Pris en flagrant délit avec quatre défenses d’éléphant, ils finissent devant les juges et sont lourdement condamnés
Interpellées en avril à Mitzic (Woleu-Ntem) avec des défenses d’éléphant, quatre compatriotes gabonais, dont une femme, ont été condamnés vendredi dernier à des peines de prison ferme assorties d’amendes allant jusqu’à 1,76 million de francs CFA. Une décision qui illustre la volonté des autorités de renforcer la lutte contre le commerce illégal des espèces protégées.

Les défenses d’éléphant, les munitions et les armes saisies par la justice. © D.R.
La formation spécialisée du Tribunal de première instance de Libreville a condamné, le 5 juin 2026, quatre trafiquants d’ivoire reconnus coupables de détention illégale et de tentative de commercialisation de trophées d’éléphants, une espèce intégralement protégée au Gabon.
Selon le jugement, les trois principaux prévenus ont écopé chacun de douze mois d’emprisonnement, dont six mois avec sursis, ainsi que d’une amende de 1,76 million de francs CFA. La quatrième prévenue, une femme reconnue coupable de complicité dans la tentative de vente des pointes d’ivoire, a été condamnée à six mois de prison, dont quatre mois avec sursis, et à une amende de 1,5 million de francs CFA. Les quatre condamnés devront en outre verser solidairement deux millions de francs CFA à l’administration des Eaux et Forêts au titre des dommages et intérêts.
Pris en flagrant délit
Cette affaire trouve son origine dans une opération menée le 25 avril 2026 à Mitzic, dans la province du Woleu-Ntem. Les agents de la Direction provinciale des Eaux et Forêts et ceux de l’antenne locale de la Police judiciaire, avec l’appui de l’ONG Conservation Justice, avaient alors interpellé les suspects en flagrant délit de détention et de tentative de vente de quatre défenses d’éléphant.
Les quatre personnes arrêtées, trois hommes et une femme de nationalité gabonaise, avaient été placées en garde à vue avant d’être transférées à Libreville pour y être jugées.

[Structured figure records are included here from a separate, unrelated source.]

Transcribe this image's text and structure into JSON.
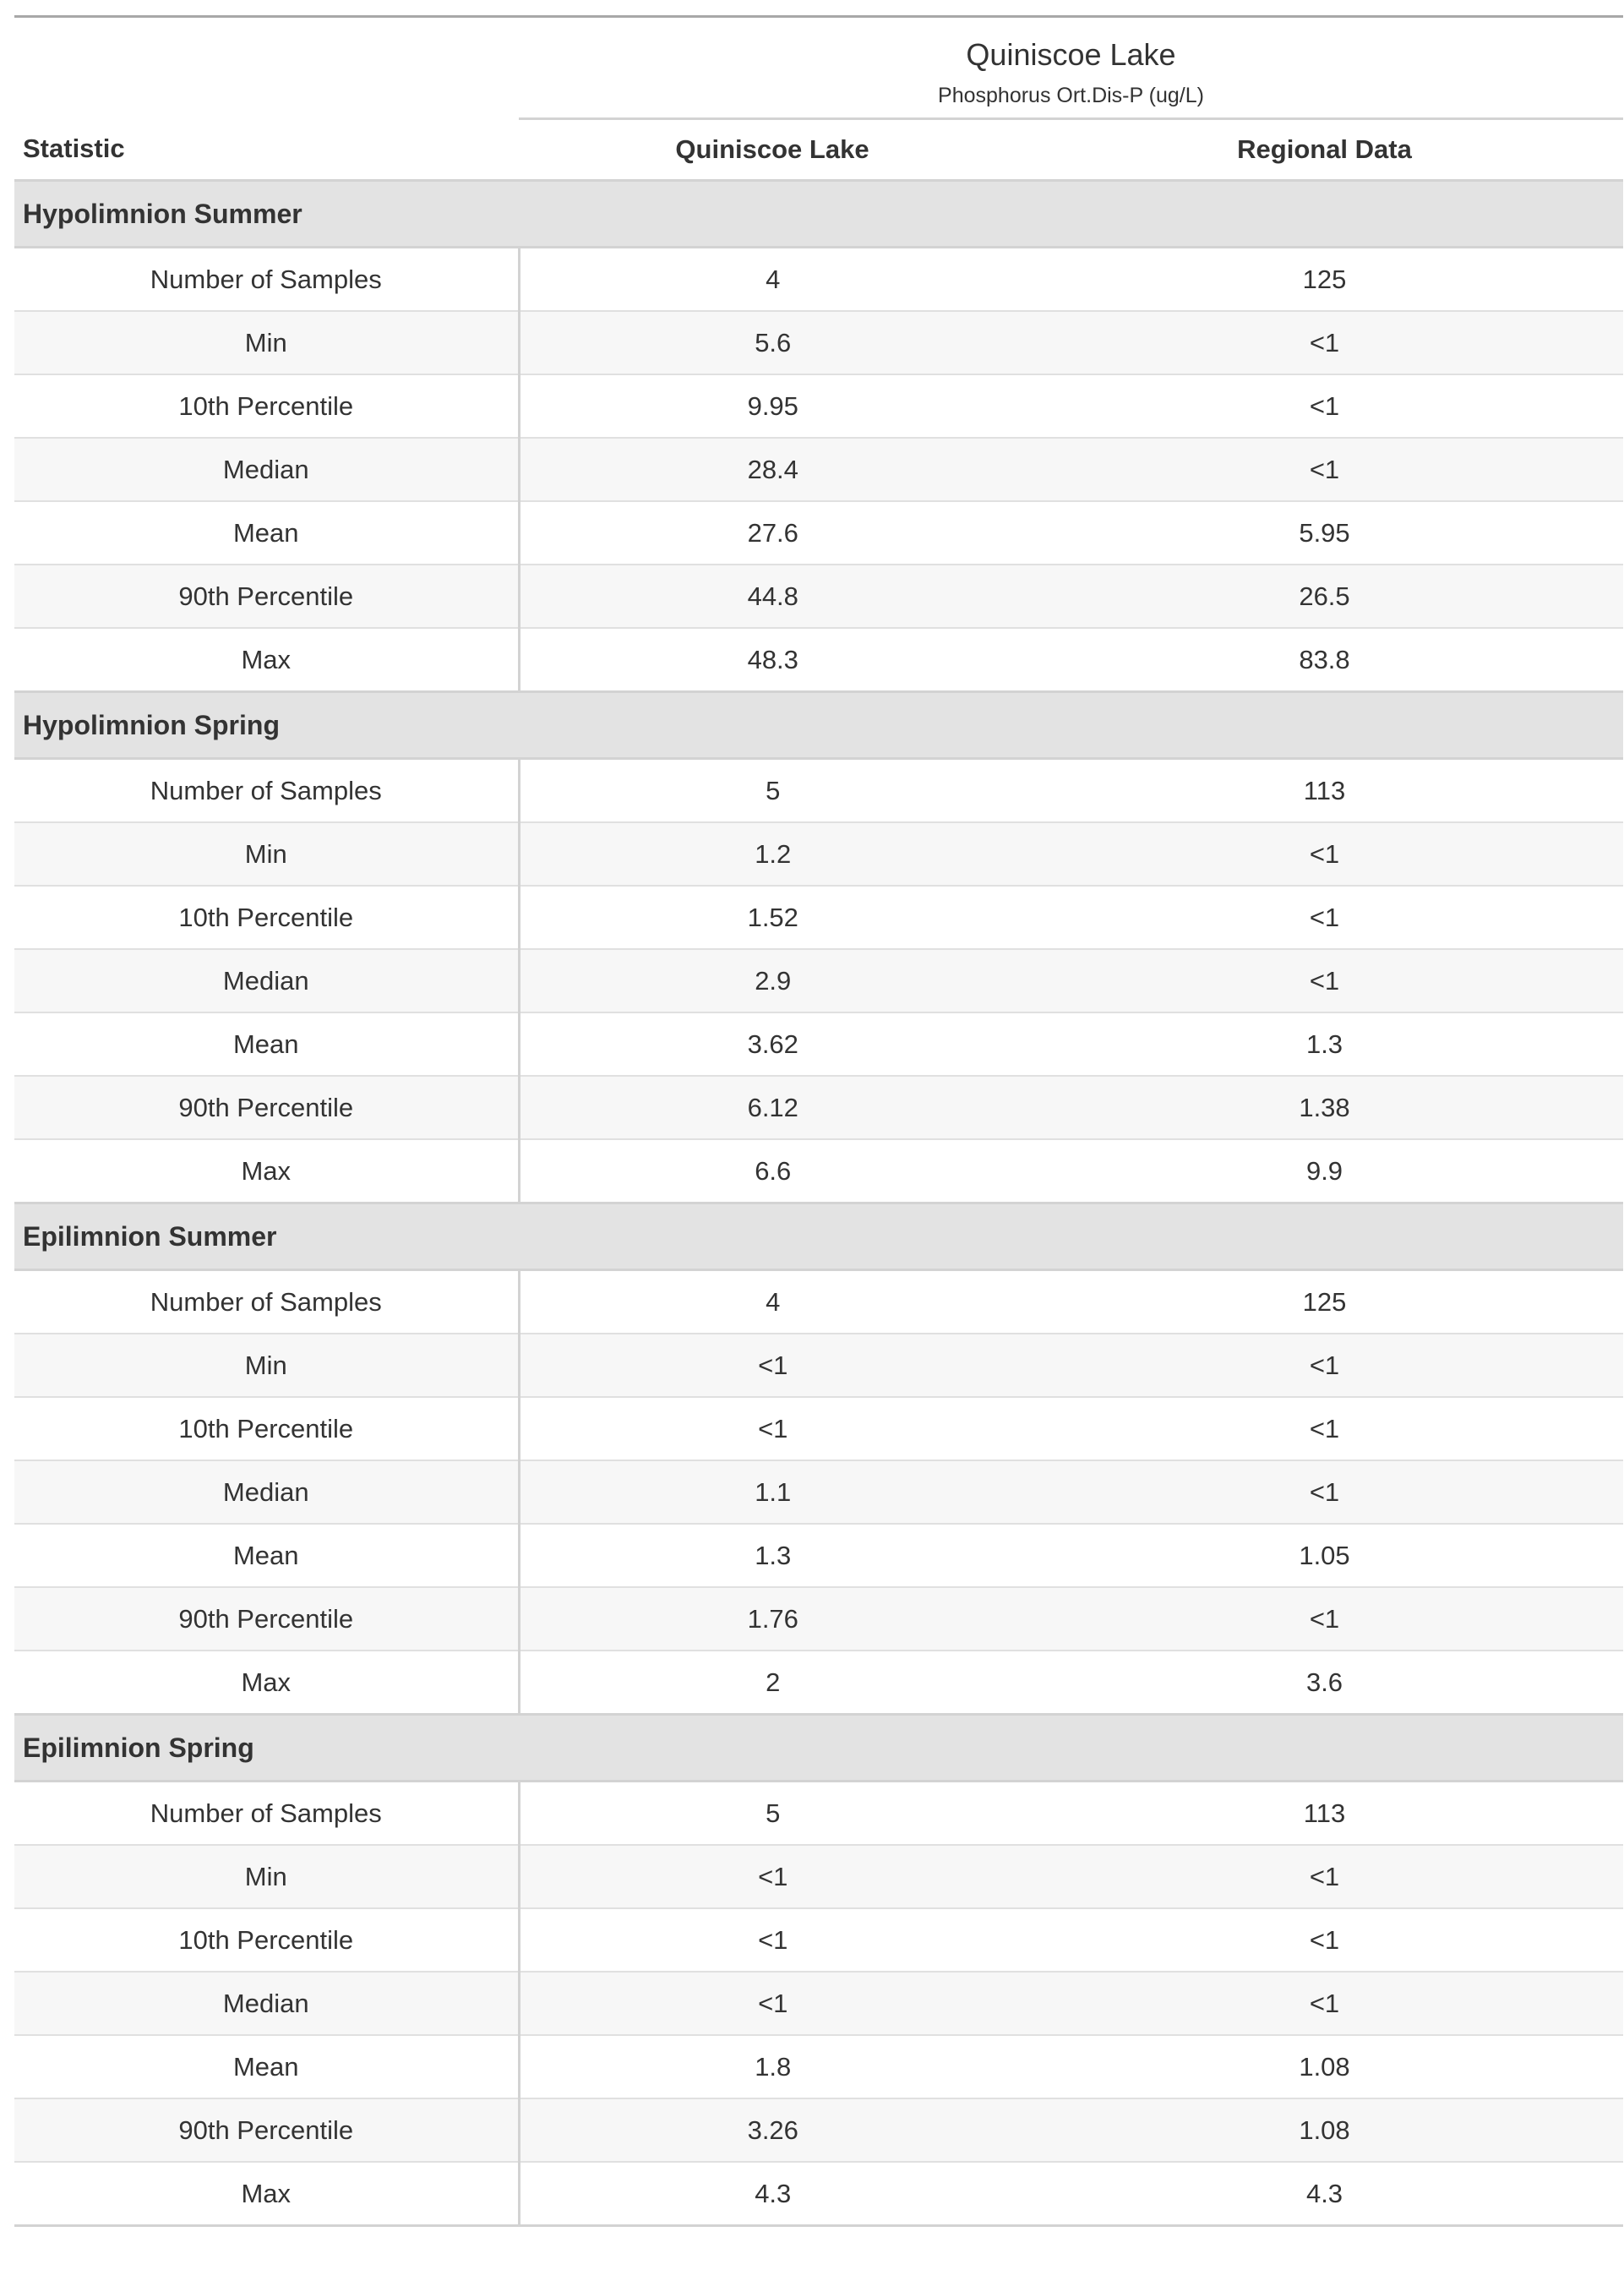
{
  "table": {
    "title": "Quiniscoe Lake",
    "subtitle": "Phosphorus Ort.Dis-P (ug/L)",
    "columns": [
      "Statistic",
      "Quiniscoe Lake",
      "Regional Data"
    ],
    "groups": [
      {
        "label": "Hypolimnion Summer",
        "rows": [
          {
            "stat": "Number of Samples",
            "lake": "4",
            "regional": "125"
          },
          {
            "stat": "Min",
            "lake": "5.6",
            "regional": "<1"
          },
          {
            "stat": "10th Percentile",
            "lake": "9.95",
            "regional": "<1"
          },
          {
            "stat": "Median",
            "lake": "28.4",
            "regional": "<1"
          },
          {
            "stat": "Mean",
            "lake": "27.6",
            "regional": "5.95"
          },
          {
            "stat": "90th Percentile",
            "lake": "44.8",
            "regional": "26.5"
          },
          {
            "stat": "Max",
            "lake": "48.3",
            "regional": "83.8"
          }
        ]
      },
      {
        "label": "Hypolimnion Spring",
        "rows": [
          {
            "stat": "Number of Samples",
            "lake": "5",
            "regional": "113"
          },
          {
            "stat": "Min",
            "lake": "1.2",
            "regional": "<1"
          },
          {
            "stat": "10th Percentile",
            "lake": "1.52",
            "regional": "<1"
          },
          {
            "stat": "Median",
            "lake": "2.9",
            "regional": "<1"
          },
          {
            "stat": "Mean",
            "lake": "3.62",
            "regional": "1.3"
          },
          {
            "stat": "90th Percentile",
            "lake": "6.12",
            "regional": "1.38"
          },
          {
            "stat": "Max",
            "lake": "6.6",
            "regional": "9.9"
          }
        ]
      },
      {
        "label": "Epilimnion Summer",
        "rows": [
          {
            "stat": "Number of Samples",
            "lake": "4",
            "regional": "125"
          },
          {
            "stat": "Min",
            "lake": "<1",
            "regional": "<1"
          },
          {
            "stat": "10th Percentile",
            "lake": "<1",
            "regional": "<1"
          },
          {
            "stat": "Median",
            "lake": "1.1",
            "regional": "<1"
          },
          {
            "stat": "Mean",
            "lake": "1.3",
            "regional": "1.05"
          },
          {
            "stat": "90th Percentile",
            "lake": "1.76",
            "regional": "<1"
          },
          {
            "stat": "Max",
            "lake": "2",
            "regional": "3.6"
          }
        ]
      },
      {
        "label": "Epilimnion Spring",
        "rows": [
          {
            "stat": "Number of Samples",
            "lake": "5",
            "regional": "113"
          },
          {
            "stat": "Min",
            "lake": "<1",
            "regional": "<1"
          },
          {
            "stat": "10th Percentile",
            "lake": "<1",
            "regional": "<1"
          },
          {
            "stat": "Median",
            "lake": "<1",
            "regional": "<1"
          },
          {
            "stat": "Mean",
            "lake": "1.8",
            "regional": "1.08"
          },
          {
            "stat": "90th Percentile",
            "lake": "3.26",
            "regional": "1.08"
          },
          {
            "stat": "Max",
            "lake": "4.3",
            "regional": "4.3"
          }
        ]
      }
    ]
  }
}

Pour les autorités engagées dans la protection de la faune, ce verdict constitue un nouveau signal adressé aux réseaux de braconnage et de trafic d’espèces protégées. Les condamnations ont été prononcées le 5 juin, date marquant la Journée mondiale de l’environnement, soulignant l’importance de la préservation des éléphants, dont le rôle est essentiel dans le maintien des écosystèmes forestiers.
L’affaire rappelle que le trafic d’ivoire demeure l’une des principales menaces pesant sur la faune sauvage au Gabon, malgré le renforcement des opérations de surveillance et des poursuites judiciaires engagées contre les contrevenants.